Nel film in oggetto, presentato a Cannes nel 2006, il protagonista impersonato da Giacomo Rizzo (interpretazione stratosferica la sua) incarna perfettamente la figura dell’usuraio. Una maschera laida, morbosa, solitaria, un “monstrum”, costretto a vivere con una madre disabile, che approfitta, attraverso l’uso dei soldi, delle debolezze e delle difficoltà altrui travestendosi da benefattore. Gode del suo potere, controlla, spia e registra un malessere diffuso, che egli stesso assorbe e attraverso il quale può giustificare la sua filosofia ove tutto, davvero tutto, può essere misurato con il denaro; denaro utile non per condurre una bella vita - l’aspetto estetico è del tutto inconcepibile nel suo mondo - ma solo per il gusto di poter decidere della vita degli altri. Perseguire e mantenere questo fine richiede sacrificio, non bisogna mai lasciarsi travolgere dai sentimenti, dalla pietà o, peggio, da un senso di carità; ci si deve trattenere dal consumo, dal desiderio, (pure illusioni ?) e perciò si conduce una vita assai meschina, nella quale ciò che rimane è la divorante volontà dell’accumulo che aumenta smisuratamente l’ avidità e dunque mai si placa. La politica del protagonista è fatta di piccoli passi e nessuna voglia di rischio, eppure quello che sembra essere il suo migliore amico lo provocherà, gli farà scattare una molla che lo porterà al disastro. Le conseguenze dell’amore, infatti, e dei sentimenti più in generale.
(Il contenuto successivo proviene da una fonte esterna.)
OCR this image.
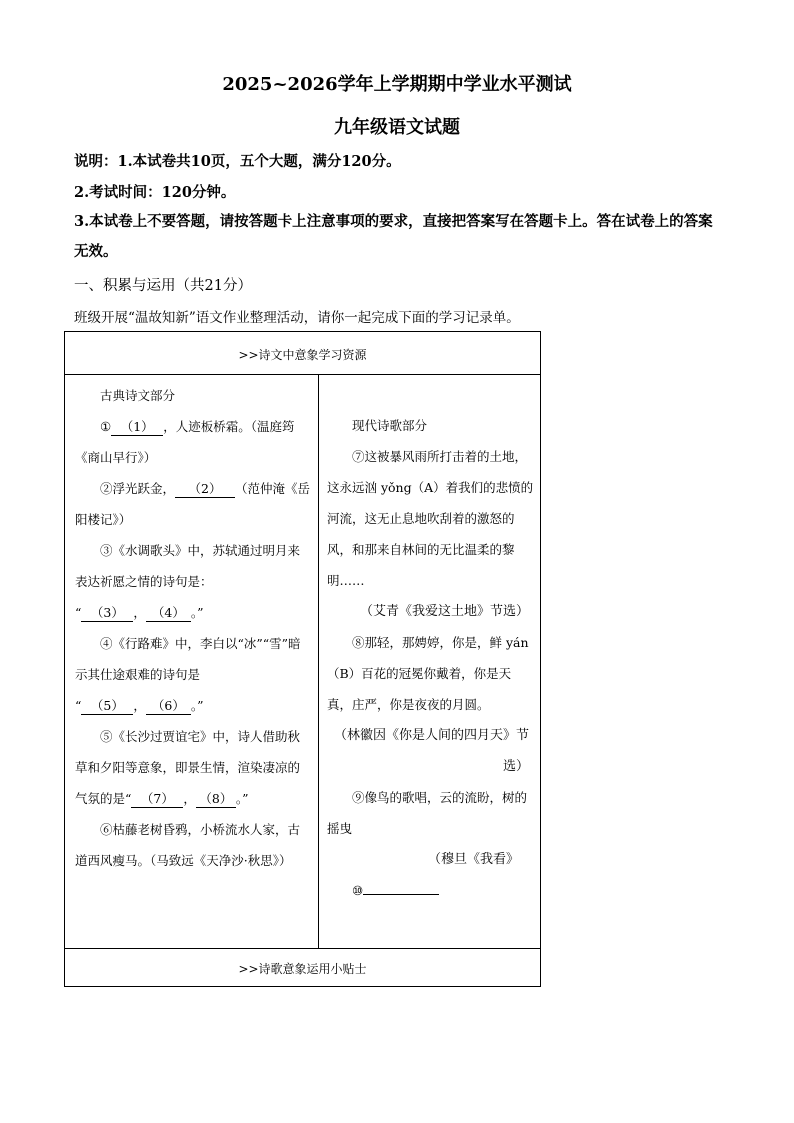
2025~2026学年上学期期中学业水平测试
九年级语文试题
说明：1.本试卷共10页，五个大题，满分120分。
2.考试时间：120分钟。
3.本试卷上不要答题，请按答题卡上注意事项的要求，直接把答案写在答题卡上。答在试卷上的答案无效。
一、积累与运用（共21分）
班级开展“温故知新”语文作业整理活动，请你一起完成下面的学习记录单。
>>诗文中意象学习资源
>>诗歌意象运用小贴士
古典诗文部分
① （1） ，人迹板桥霜。（温庭筠《商山早行》）
②浮光跃金， （2） （范仲淹《岳阳楼记》）
③《水调歌头》中，苏轼通过明月来表达祈愿之情的诗句是：
“ （3） ， （4） 。”
④《行路难》中，李白以“冰”“雪”暗示其仕途艰难的诗句是
“ （5） ， （6） 。”
⑤《长沙过贾谊宅》中，诗人借助秋草和夕阳等意象，即景生情，渲染凄凉的气氛的是“ （7） ， （8） 。”
⑥枯藤老树昏鸦，小桥流水人家，古道西风瘦马。（马致远《天净沙·秋思》）
现代诗歌部分
⑦这被暴风雨所打击着的土地，这永远汹 yǒng（A）着我们的悲愤的河流，这无止息地吹刮着的激怒的风，和那来自林间的无比温柔的黎明……
（艾青《我爱这土地》节选）
⑧那轻，那娉婷，你是，鲜 yán（B）百花的冠冕你戴着，你是天真，庄严，你是夜夜的月圆。
（林徽因《你是人间的四月天》节选）
⑨像鸟的歌唱，云的流盼，树的摇曳
（穆旦《我看》
⑩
Il punto di vista del nostro autore perciò risulta alquanto disilluso e disincantato. Una fosca tinta pessimistica, di un triste nichilismo avvolge le sue storie e l’ambiente in cui si viene immessi e che ci circonda risulta, di scorcio o in totali, del tutto degradato, quasi unto, lercio. All’interno di questi scenari ci si presentano personaggi solitari, disperati, che sognano punti di fuga solo attraverso l’inganno o l’auto - inganno. La realtà è sudicia come il protagonista di questo film.